Ingolstadt
Reden mit dem Körper

Mentalist Thorsten Havener verblüfft die Zuschauer mit seiner Show

07.10.2016 | Stand 02.12.2020, 19:13 Uhr

Schnell entlarvt: Zuschauer Michael (rechts) kann Thorsten Havener nichts vormachen. Der Mentalist errät, welchen symbolischen Gegenstand er in welcher seiner Hosentaschen trägt. - Foto: Brandl

Ingolstadt (DK) Der gläserne Bürger - noch ist die Vorstellung der vollständigen Durchleuchtung all dessen, was wir tun und denken mehr eine horrende Zukunftsvision, die allerdings in Zeiten der zunehmenden digitalen Vorherrschaft immer realistischer wird. Thorsten Havener jedoch braucht keine Datenkraken, die das Internet umgraben und keine Cookies, die sich auf Festplatten einnisten, um seine Mitmenschen zu durchschauen - sie vor seinen Augen gläsern zu machen.

Ihm genügt ein Blick auf die Haltung seines Gegenübers. Sagt er zumindest. Eindrucksvoll demonstriert hat der durch das Fernsehen und zahlreiche Bühnenshows bekannte Mentalist und Zauberkünstler das am Donnerstagabend im Festsaal des Stadttheaters Ingolstadt mit seinem Programm Der Körpersprache-Code.

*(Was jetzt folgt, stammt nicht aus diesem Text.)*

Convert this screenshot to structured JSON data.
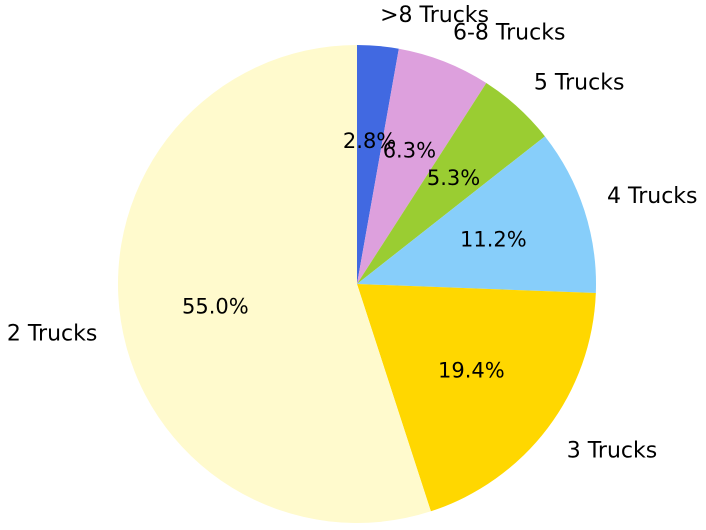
{
  "chart_data": {
    "type": "pie",
    "title": "",
    "start_angle_deg": 90,
    "direction": "clockwise",
    "slices": [
      {
        "label": ">8 Trucks",
        "value": 2.8,
        "pct_label": "2.8%",
        "color": "#4169E1"
      },
      {
        "label": "6-8 Trucks",
        "value": 6.3,
        "pct_label": "6.3%",
        "color": "#DDA0DD"
      },
      {
        "label": "5 Trucks",
        "value": 5.3,
        "pct_label": "5.3%",
        "color": "#9ACD32"
      },
      {
        "label": "4 Trucks",
        "value": 11.2,
        "pct_label": "11.2%",
        "color": "#87CEFA"
      },
      {
        "label": "3 Trucks",
        "value": 19.4,
        "pct_label": "19.4%",
        "color": "#FFD700"
      },
      {
        "label": "2 Trucks",
        "value": 55.0,
        "pct_label": "55.0%",
        "color": "#FFFACD"
      }
    ]
  }
}
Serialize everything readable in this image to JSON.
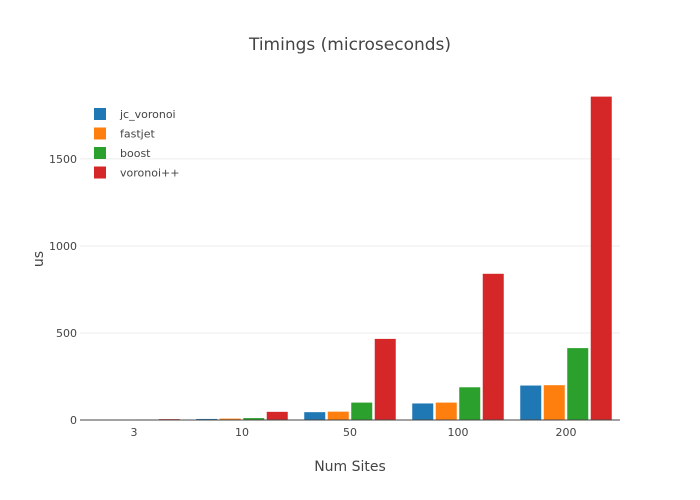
{
  "chart_data": {
    "type": "bar",
    "title": "Timings (microseconds)",
    "xlabel": "Num Sites",
    "ylabel": "us",
    "categories": [
      "3",
      "10",
      "50",
      "100",
      "200"
    ],
    "ylim": [
      0,
      1850
    ],
    "yticks": [
      0,
      500,
      1000,
      1500
    ],
    "grid": true,
    "legend_position": "top-left",
    "series": [
      {
        "name": "jc_voronoi",
        "color": "#1f77b4",
        "values": [
          2,
          6,
          45,
          95,
          198
        ]
      },
      {
        "name": "fastjet",
        "color": "#ff7f0e",
        "values": [
          2,
          8,
          48,
          100,
          200
        ]
      },
      {
        "name": "boost",
        "color": "#2ca02c",
        "values": [
          3,
          11,
          100,
          188,
          413
        ]
      },
      {
        "name": "voronoi++",
        "color": "#d62728",
        "values": [
          5,
          47,
          466,
          840,
          1858
        ]
      }
    ]
  }
}
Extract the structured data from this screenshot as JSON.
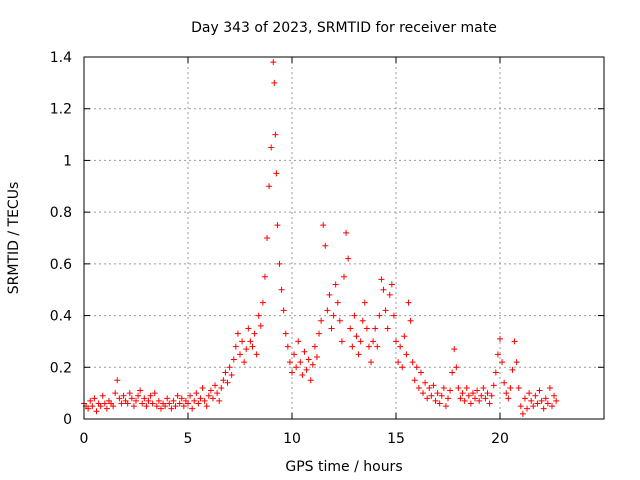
{
  "chart_data": {
    "type": "scatter",
    "title": "Day 343 of 2023, SRMTID for receiver mate",
    "xlabel": "GPS time / hours",
    "ylabel": "SRMTID / TECUs",
    "xlim": [
      0,
      25
    ],
    "ylim": [
      0,
      1.4
    ],
    "grid": true,
    "marker": "+",
    "color": "#ff0000",
    "x_ticks": [
      {
        "value": 0,
        "label": "0"
      },
      {
        "value": 5,
        "label": "5"
      },
      {
        "value": 10,
        "label": "10"
      },
      {
        "value": 15,
        "label": "15"
      },
      {
        "value": 20,
        "label": "20"
      }
    ],
    "y_ticks": [
      {
        "value": 0,
        "label": "0"
      },
      {
        "value": 0.2,
        "label": "0.2"
      },
      {
        "value": 0.4,
        "label": "0.4"
      },
      {
        "value": 0.6,
        "label": "0.6"
      },
      {
        "value": 0.8,
        "label": "0.8"
      },
      {
        "value": 1,
        "label": "1"
      },
      {
        "value": 1.2,
        "label": "1.2"
      },
      {
        "value": 1.4,
        "label": "1.4"
      }
    ],
    "series": [
      {
        "name": "SRMTID",
        "points": [
          [
            0.0,
            0.06
          ],
          [
            0.1,
            0.05
          ],
          [
            0.2,
            0.04
          ],
          [
            0.3,
            0.07
          ],
          [
            0.4,
            0.05
          ],
          [
            0.5,
            0.08
          ],
          [
            0.6,
            0.03
          ],
          [
            0.7,
            0.06
          ],
          [
            0.8,
            0.05
          ],
          [
            0.9,
            0.09
          ],
          [
            1.0,
            0.06
          ],
          [
            1.1,
            0.04
          ],
          [
            1.2,
            0.07
          ],
          [
            1.3,
            0.06
          ],
          [
            1.4,
            0.05
          ],
          [
            1.5,
            0.1
          ],
          [
            1.6,
            0.15
          ],
          [
            1.7,
            0.08
          ],
          [
            1.8,
            0.06
          ],
          [
            1.9,
            0.09
          ],
          [
            2.0,
            0.07
          ],
          [
            2.1,
            0.06
          ],
          [
            2.2,
            0.1
          ],
          [
            2.3,
            0.08
          ],
          [
            2.4,
            0.05
          ],
          [
            2.5,
            0.07
          ],
          [
            2.6,
            0.09
          ],
          [
            2.7,
            0.11
          ],
          [
            2.8,
            0.06
          ],
          [
            2.9,
            0.08
          ],
          [
            3.0,
            0.05
          ],
          [
            3.1,
            0.07
          ],
          [
            3.2,
            0.09
          ],
          [
            3.3,
            0.06
          ],
          [
            3.4,
            0.1
          ],
          [
            3.5,
            0.05
          ],
          [
            3.6,
            0.07
          ],
          [
            3.7,
            0.04
          ],
          [
            3.8,
            0.06
          ],
          [
            3.9,
            0.05
          ],
          [
            4.0,
            0.08
          ],
          [
            4.1,
            0.06
          ],
          [
            4.2,
            0.04
          ],
          [
            4.3,
            0.07
          ],
          [
            4.4,
            0.05
          ],
          [
            4.5,
            0.09
          ],
          [
            4.6,
            0.06
          ],
          [
            4.7,
            0.08
          ],
          [
            4.8,
            0.05
          ],
          [
            4.9,
            0.07
          ],
          [
            5.0,
            0.06
          ],
          [
            5.1,
            0.09
          ],
          [
            5.2,
            0.04
          ],
          [
            5.3,
            0.07
          ],
          [
            5.4,
            0.1
          ],
          [
            5.5,
            0.06
          ],
          [
            5.6,
            0.08
          ],
          [
            5.7,
            0.12
          ],
          [
            5.8,
            0.07
          ],
          [
            5.9,
            0.05
          ],
          [
            6.0,
            0.09
          ],
          [
            6.1,
            0.11
          ],
          [
            6.2,
            0.08
          ],
          [
            6.3,
            0.13
          ],
          [
            6.4,
            0.1
          ],
          [
            6.5,
            0.07
          ],
          [
            6.6,
            0.12
          ],
          [
            6.7,
            0.15
          ],
          [
            6.8,
            0.18
          ],
          [
            6.9,
            0.14
          ],
          [
            7.0,
            0.2
          ],
          [
            7.1,
            0.17
          ],
          [
            7.2,
            0.23
          ],
          [
            7.3,
            0.28
          ],
          [
            7.4,
            0.33
          ],
          [
            7.5,
            0.25
          ],
          [
            7.6,
            0.3
          ],
          [
            7.7,
            0.22
          ],
          [
            7.8,
            0.27
          ],
          [
            7.9,
            0.35
          ],
          [
            8.0,
            0.3
          ],
          [
            8.1,
            0.28
          ],
          [
            8.2,
            0.33
          ],
          [
            8.3,
            0.25
          ],
          [
            8.4,
            0.4
          ],
          [
            8.5,
            0.36
          ],
          [
            8.6,
            0.45
          ],
          [
            8.7,
            0.55
          ],
          [
            8.8,
            0.7
          ],
          [
            8.9,
            0.9
          ],
          [
            9.0,
            1.05
          ],
          [
            9.1,
            1.38
          ],
          [
            9.15,
            1.3
          ],
          [
            9.2,
            1.1
          ],
          [
            9.25,
            0.95
          ],
          [
            9.3,
            0.75
          ],
          [
            9.4,
            0.6
          ],
          [
            9.5,
            0.5
          ],
          [
            9.6,
            0.42
          ],
          [
            9.7,
            0.33
          ],
          [
            9.8,
            0.28
          ],
          [
            9.9,
            0.22
          ],
          [
            10.0,
            0.18
          ],
          [
            10.1,
            0.25
          ],
          [
            10.2,
            0.2
          ],
          [
            10.3,
            0.3
          ],
          [
            10.4,
            0.22
          ],
          [
            10.5,
            0.17
          ],
          [
            10.6,
            0.26
          ],
          [
            10.7,
            0.19
          ],
          [
            10.8,
            0.23
          ],
          [
            10.9,
            0.15
          ],
          [
            11.0,
            0.21
          ],
          [
            11.1,
            0.28
          ],
          [
            11.2,
            0.24
          ],
          [
            11.3,
            0.33
          ],
          [
            11.4,
            0.38
          ],
          [
            11.5,
            0.75
          ],
          [
            11.6,
            0.67
          ],
          [
            11.7,
            0.42
          ],
          [
            11.8,
            0.48
          ],
          [
            11.9,
            0.35
          ],
          [
            12.0,
            0.4
          ],
          [
            12.1,
            0.52
          ],
          [
            12.2,
            0.45
          ],
          [
            12.3,
            0.38
          ],
          [
            12.4,
            0.3
          ],
          [
            12.5,
            0.55
          ],
          [
            12.6,
            0.72
          ],
          [
            12.7,
            0.62
          ],
          [
            12.8,
            0.35
          ],
          [
            12.9,
            0.28
          ],
          [
            13.0,
            0.4
          ],
          [
            13.1,
            0.32
          ],
          [
            13.2,
            0.25
          ],
          [
            13.3,
            0.3
          ],
          [
            13.4,
            0.38
          ],
          [
            13.5,
            0.45
          ],
          [
            13.6,
            0.35
          ],
          [
            13.7,
            0.28
          ],
          [
            13.8,
            0.22
          ],
          [
            13.9,
            0.3
          ],
          [
            14.0,
            0.35
          ],
          [
            14.1,
            0.28
          ],
          [
            14.2,
            0.4
          ],
          [
            14.3,
            0.54
          ],
          [
            14.4,
            0.5
          ],
          [
            14.5,
            0.42
          ],
          [
            14.6,
            0.35
          ],
          [
            14.7,
            0.48
          ],
          [
            14.8,
            0.52
          ],
          [
            14.9,
            0.4
          ],
          [
            15.0,
            0.3
          ],
          [
            15.1,
            0.22
          ],
          [
            15.2,
            0.28
          ],
          [
            15.3,
            0.2
          ],
          [
            15.4,
            0.32
          ],
          [
            15.5,
            0.25
          ],
          [
            15.6,
            0.45
          ],
          [
            15.7,
            0.38
          ],
          [
            15.8,
            0.22
          ],
          [
            15.9,
            0.15
          ],
          [
            16.0,
            0.2
          ],
          [
            16.1,
            0.12
          ],
          [
            16.2,
            0.18
          ],
          [
            16.3,
            0.1
          ],
          [
            16.4,
            0.14
          ],
          [
            16.5,
            0.08
          ],
          [
            16.6,
            0.12
          ],
          [
            16.7,
            0.09
          ],
          [
            16.8,
            0.13
          ],
          [
            16.9,
            0.07
          ],
          [
            17.0,
            0.1
          ],
          [
            17.1,
            0.06
          ],
          [
            17.2,
            0.09
          ],
          [
            17.3,
            0.12
          ],
          [
            17.4,
            0.05
          ],
          [
            17.5,
            0.08
          ],
          [
            17.6,
            0.11
          ],
          [
            17.7,
            0.18
          ],
          [
            17.8,
            0.27
          ],
          [
            17.9,
            0.2
          ],
          [
            18.0,
            0.12
          ],
          [
            18.1,
            0.08
          ],
          [
            18.2,
            0.1
          ],
          [
            18.3,
            0.07
          ],
          [
            18.4,
            0.12
          ],
          [
            18.5,
            0.09
          ],
          [
            18.6,
            0.06
          ],
          [
            18.7,
            0.1
          ],
          [
            18.8,
            0.08
          ],
          [
            18.9,
            0.11
          ],
          [
            19.0,
            0.07
          ],
          [
            19.1,
            0.09
          ],
          [
            19.2,
            0.12
          ],
          [
            19.3,
            0.08
          ],
          [
            19.4,
            0.1
          ],
          [
            19.5,
            0.06
          ],
          [
            19.6,
            0.09
          ],
          [
            19.7,
            0.13
          ],
          [
            19.8,
            0.18
          ],
          [
            19.9,
            0.25
          ],
          [
            20.0,
            0.31
          ],
          [
            20.1,
            0.22
          ],
          [
            20.2,
            0.14
          ],
          [
            20.3,
            0.1
          ],
          [
            20.4,
            0.08
          ],
          [
            20.5,
            0.12
          ],
          [
            20.6,
            0.19
          ],
          [
            20.7,
            0.3
          ],
          [
            20.8,
            0.22
          ],
          [
            20.9,
            0.12
          ],
          [
            21.0,
            0.05
          ],
          [
            21.1,
            0.02
          ],
          [
            21.2,
            0.08
          ],
          [
            21.3,
            0.04
          ],
          [
            21.4,
            0.1
          ],
          [
            21.5,
            0.07
          ],
          [
            21.6,
            0.05
          ],
          [
            21.7,
            0.09
          ],
          [
            21.8,
            0.06
          ],
          [
            21.9,
            0.11
          ],
          [
            22.0,
            0.07
          ],
          [
            22.1,
            0.04
          ],
          [
            22.2,
            0.08
          ],
          [
            22.3,
            0.06
          ],
          [
            22.4,
            0.12
          ],
          [
            22.5,
            0.05
          ],
          [
            22.6,
            0.09
          ],
          [
            22.7,
            0.07
          ]
        ]
      }
    ]
  }
}
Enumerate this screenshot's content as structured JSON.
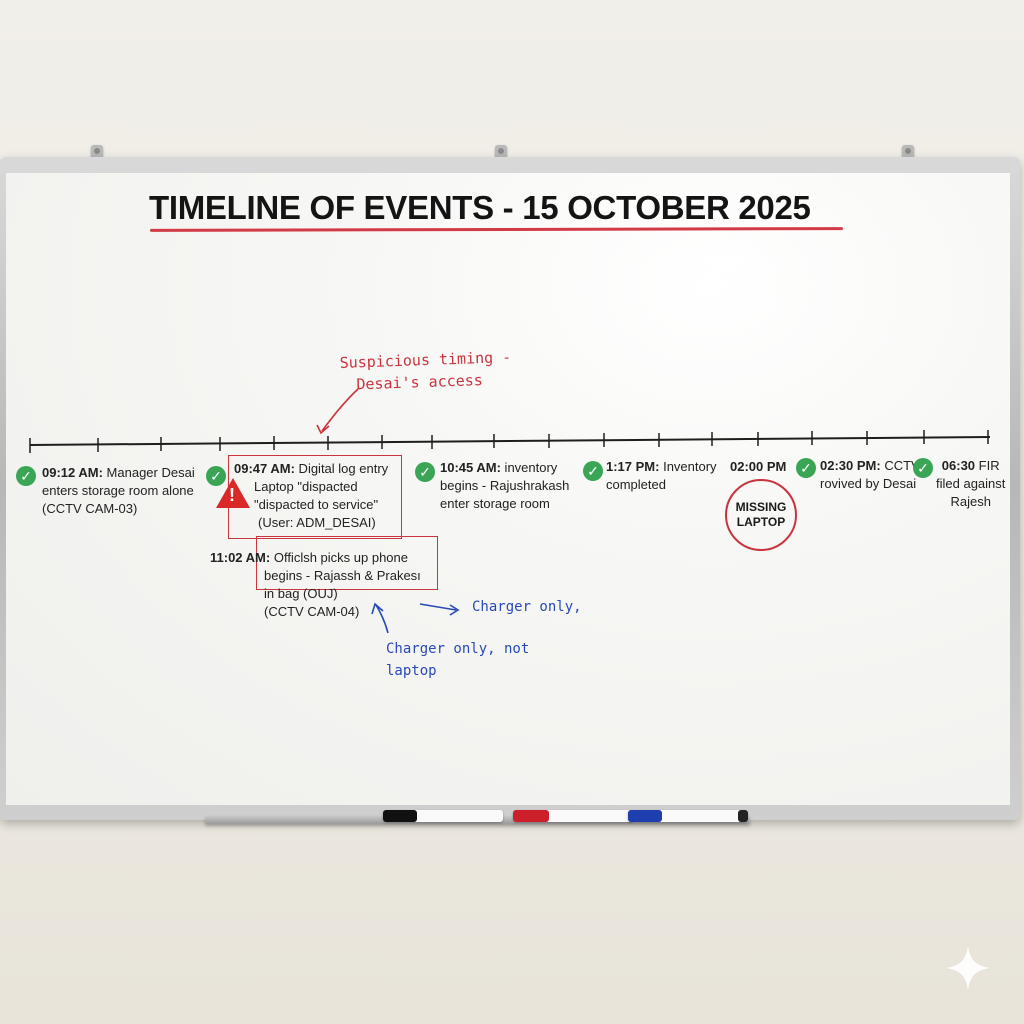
{
  "title": "TIMELINE OF EVENTS - 15 OCTOBER 2025",
  "events": [
    {
      "time": "09:12 AM:",
      "line1": " Manager Desai",
      "line2": "enters storage room alone",
      "line3": "(CCTV CAM-03)"
    },
    {
      "time": "09:47 AM:",
      "line1": " Digital log entry",
      "line2": "Laptop \"dispacted",
      "line3": "\"dispacted to service\"",
      "line4": "(User: ADM_DESAI)"
    },
    {
      "time": "10:45 AM:",
      "line1": " inventory",
      "line2": "begins - Rajushrakash",
      "line3": "enter storage room"
    },
    {
      "time": "1:17 PM:",
      "line1": " Inventory",
      "line2": "completed"
    },
    {
      "time": "02:00 PM",
      "circle_line1": "MISSING",
      "circle_line2": "LAPTOP"
    },
    {
      "time": "02:30 PM:",
      "line1": " CCTV",
      "line2": "rovived by Desai"
    },
    {
      "time": "06:30",
      "line1": " FIR",
      "line2": "filed against",
      "line3": "Rajesh"
    },
    {
      "time": "11:02 AM:",
      "line1": " Officlsh picks up phone",
      "line2": "begins - Rajassh & Prakesı",
      "line3": "in bag (OUJ)",
      "line4": "(CCTV CAM-04)"
    }
  ],
  "annotations": {
    "suspicious_line1": "Suspicious timing -",
    "suspicious_line2": "Desai's access",
    "charger_right": "Charger only,",
    "charger_line1": "Charger only, not",
    "charger_line2": "laptop"
  },
  "colors": {
    "red_marker": "#c9343e",
    "blue_marker": "#2a49b8",
    "check_green": "#3aa655",
    "warning_red": "#d82828"
  },
  "icons": [
    "check-circle-icon",
    "warning-triangle-icon",
    "sparkle-icon"
  ]
}
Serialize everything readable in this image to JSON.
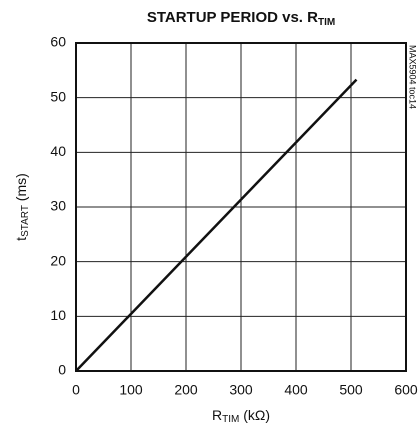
{
  "chart_data": {
    "type": "line",
    "title": [
      "STARTUP PERIOD vs. R",
      "TIM"
    ],
    "x_label": [
      "R",
      "TIM",
      " (kΩ)"
    ],
    "y_label": [
      "t",
      "START",
      " (ms)"
    ],
    "side_note": "MAX5904 toc14",
    "x": [
      0,
      510
    ],
    "series": [
      {
        "color": "#111111",
        "values": [
          0,
          53.3
        ]
      }
    ],
    "xlim": [
      0,
      600
    ],
    "xticks": [
      0,
      100,
      200,
      300,
      400,
      500,
      600
    ],
    "ylim": [
      0,
      60
    ],
    "yticks": [
      0,
      10,
      20,
      30,
      40,
      50,
      60
    ],
    "grid": true
  }
}
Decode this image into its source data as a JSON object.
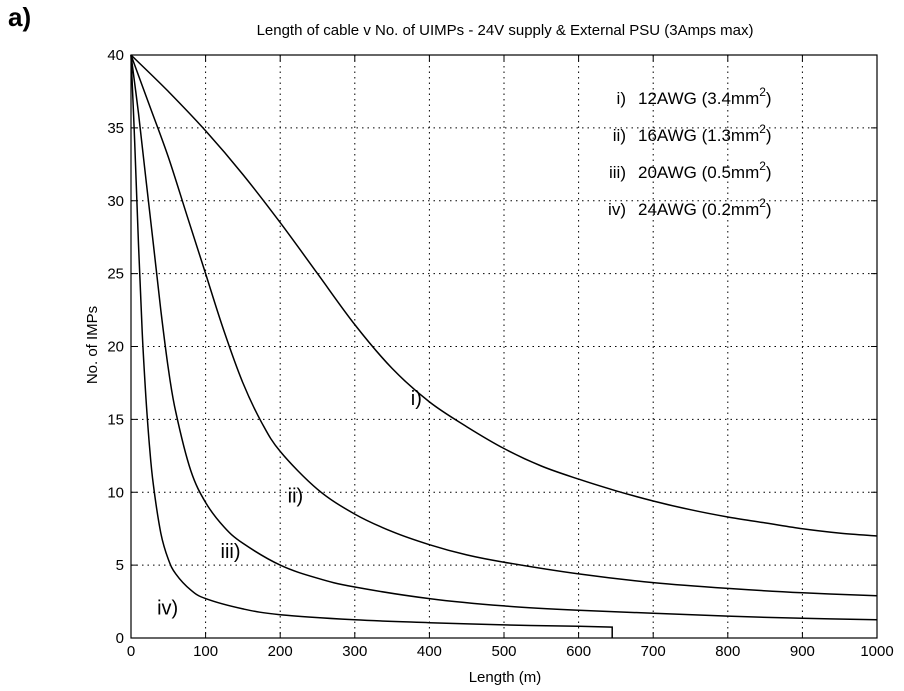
{
  "panel_label": "a)",
  "chart_data": {
    "type": "line",
    "title": "Length of cable v No. of UIMPs  -  24V supply & External PSU (3Amps max)",
    "xlabel": "Length (m)",
    "ylabel": "No. of IMPs",
    "xlim": [
      0,
      1000
    ],
    "ylim": [
      0,
      40
    ],
    "xticks": [
      0,
      100,
      200,
      300,
      400,
      500,
      600,
      700,
      800,
      900,
      1000
    ],
    "yticks": [
      0,
      5,
      10,
      15,
      20,
      25,
      30,
      35,
      40
    ],
    "grid": true,
    "legend_position": "top-right",
    "legend": [
      {
        "roman": "i)",
        "gauge": "12AWG",
        "area": "(3.4mm",
        "sup": "2",
        "close": ")"
      },
      {
        "roman": "ii)",
        "gauge": "16AWG",
        "area": "(1.3mm",
        "sup": "2",
        "close": ")"
      },
      {
        "roman": "iii)",
        "gauge": "20AWG",
        "area": "(0.5mm",
        "sup": "2",
        "close": ")"
      },
      {
        "roman": "iv)",
        "gauge": "24AWG",
        "area": "(0.2mm",
        "sup": "2",
        "close": ")"
      }
    ],
    "series": [
      {
        "label": "i)",
        "label_at": [
          375,
          16
        ],
        "x": [
          0,
          50,
          100,
          150,
          200,
          250,
          300,
          350,
          400,
          450,
          500,
          550,
          600,
          650,
          700,
          750,
          800,
          850,
          900,
          950,
          1000
        ],
        "y": [
          40,
          37.5,
          34.8,
          31.8,
          28.5,
          25,
          21.5,
          18.5,
          16.2,
          14.5,
          13,
          11.8,
          10.9,
          10.1,
          9.4,
          8.8,
          8.3,
          7.9,
          7.5,
          7.2,
          7.0
        ]
      },
      {
        "label": "ii)",
        "label_at": [
          210,
          9.3
        ],
        "x": [
          0,
          25,
          50,
          75,
          100,
          125,
          150,
          175,
          200,
          250,
          300,
          350,
          400,
          450,
          500,
          600,
          700,
          800,
          900,
          1000
        ],
        "y": [
          40,
          36.5,
          33,
          29,
          25,
          21,
          17.5,
          14.8,
          12.8,
          10.2,
          8.5,
          7.3,
          6.4,
          5.7,
          5.2,
          4.4,
          3.8,
          3.4,
          3.1,
          2.9
        ]
      },
      {
        "label": "iii)",
        "label_at": [
          120,
          5.5
        ],
        "x": [
          0,
          10,
          20,
          30,
          40,
          50,
          60,
          80,
          100,
          125,
          150,
          200,
          250,
          300,
          400,
          500,
          600,
          700,
          800,
          900,
          1000
        ],
        "y": [
          40,
          36,
          31.5,
          27,
          22.5,
          18.5,
          15.5,
          11.5,
          9.3,
          7.6,
          6.5,
          5.0,
          4.1,
          3.5,
          2.7,
          2.2,
          1.9,
          1.7,
          1.5,
          1.35,
          1.25
        ]
      },
      {
        "label": "iv)",
        "label_at": [
          35,
          1.6
        ],
        "x": [
          0,
          5,
          10,
          15,
          20,
          25,
          30,
          40,
          50,
          60,
          80,
          100,
          150,
          200,
          300,
          400,
          500,
          600,
          645,
          645
        ],
        "y": [
          40,
          34,
          27,
          21,
          16.5,
          13,
          10.5,
          7.2,
          5.4,
          4.4,
          3.3,
          2.7,
          2.0,
          1.6,
          1.25,
          1.05,
          0.9,
          0.8,
          0.75,
          0
        ]
      }
    ]
  }
}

"Halten Sie Ihren rechten Arm senkrecht in die Luft", bittet er das Publikum zum Anfang der Show und zeigt den Menschen auch noch, was sie tun sollen. Allerdings in leicht abgewandelter Form. Die heben ihren rechten Arm und bringen ihn in die Waagrechte. Eine der ersten Lektionen des Abends ist damit gelernt: "Willst du Menschen beeinflussen, dann mach vor, was du von ihnen willst", erklärt Havener. "Vieles ist dann möglich."

Haveners mentale Fähigkeiten sind aber noch steigerungsfähig. Selbst dann, wenn der Zuschauer meint, das sei nun der Gipfel seines seherischen Talents gewesen. Gerade dann setzt der Saarländer noch einen drauf. Michael aus dem Publikum verrät ihm anhand seines Gangs, welchen Gegenstand er in welcher Hosentasche verborgen mit an Bord eines Flugzeuges nehmen will. Ganz nebenbei macht Havener ihm dabei noch den Geldbeutel leer. Gabi und Thomas - seit drei Jahren ein Paar - erleben in Haveners Nähe noch einmal den Augenblick des ersten Kennenlernens - inklusive telepathisch übertragener Berührungen und dramaturgisch auf die Spitze getrieben ("Unter sechs Milliarden Menschen hast du gerade ihn getroffen", sagt der Entertainer bedeutungsvoll). Zum Schluss sucht Gabi sich unter 70 verdeckt aufgefächerten Polaroid-Fotos genau das heraus, das der Mentalist nur ein paar Minuten zuvor von Thomas gemacht hat.

Für eine andere Nummer holt er sich gleich fünf Leute auf die Bühne und inszeniert mit ihnen ein Krimi-Spiel. Glaubt man Havener, genügt ein Blinzeln, eine hochgezogene Augenbraue, um "Verdächtige" als Lügner zu enttarnen. Zumindest auf der Bühne gelingt das perfekt. Auch wenn eine Mitspielerin ihm beinahe die Show stiehlt, als sie Haveners richtige Einschätzung ihr gegenüber bewusst verneint und ihn so offenbar für eine Sekunde in Verlegenheit bringt. Zwischen den Acts gibt der vor Redseligkeit nur so strotzende Künstler seinen Zuschauern Tipps, wie man seine Mitmenschen im Alltag anhand ihrer Gesten und Körperhaltung entlarven kann. So würden sich erwachsene Lügner gerne ans Ohrläppchen fassen. Wer dagegen wissen möchte, ob der andere führungsstark oder empathisch ist, der solle ihn ein Q auf die Stirn malen lassen. Die Richtung, in die er den Strich setzt, würde es verraten.

Bei aller geballt demonstrierten hellseherischen Kraft gibt Havener seinen Mitspielern nie das Gefühl, er entblöße sie und ihre Gedanken derart, dass es peinlich wird. So bleibt nach zwei Stunden das erleichternde Gefühl zurück, dass alles vermutlich doch nur eine geschickt gemachte Show ist. Trickreich vielleicht, erstaunlich in jedem Fall.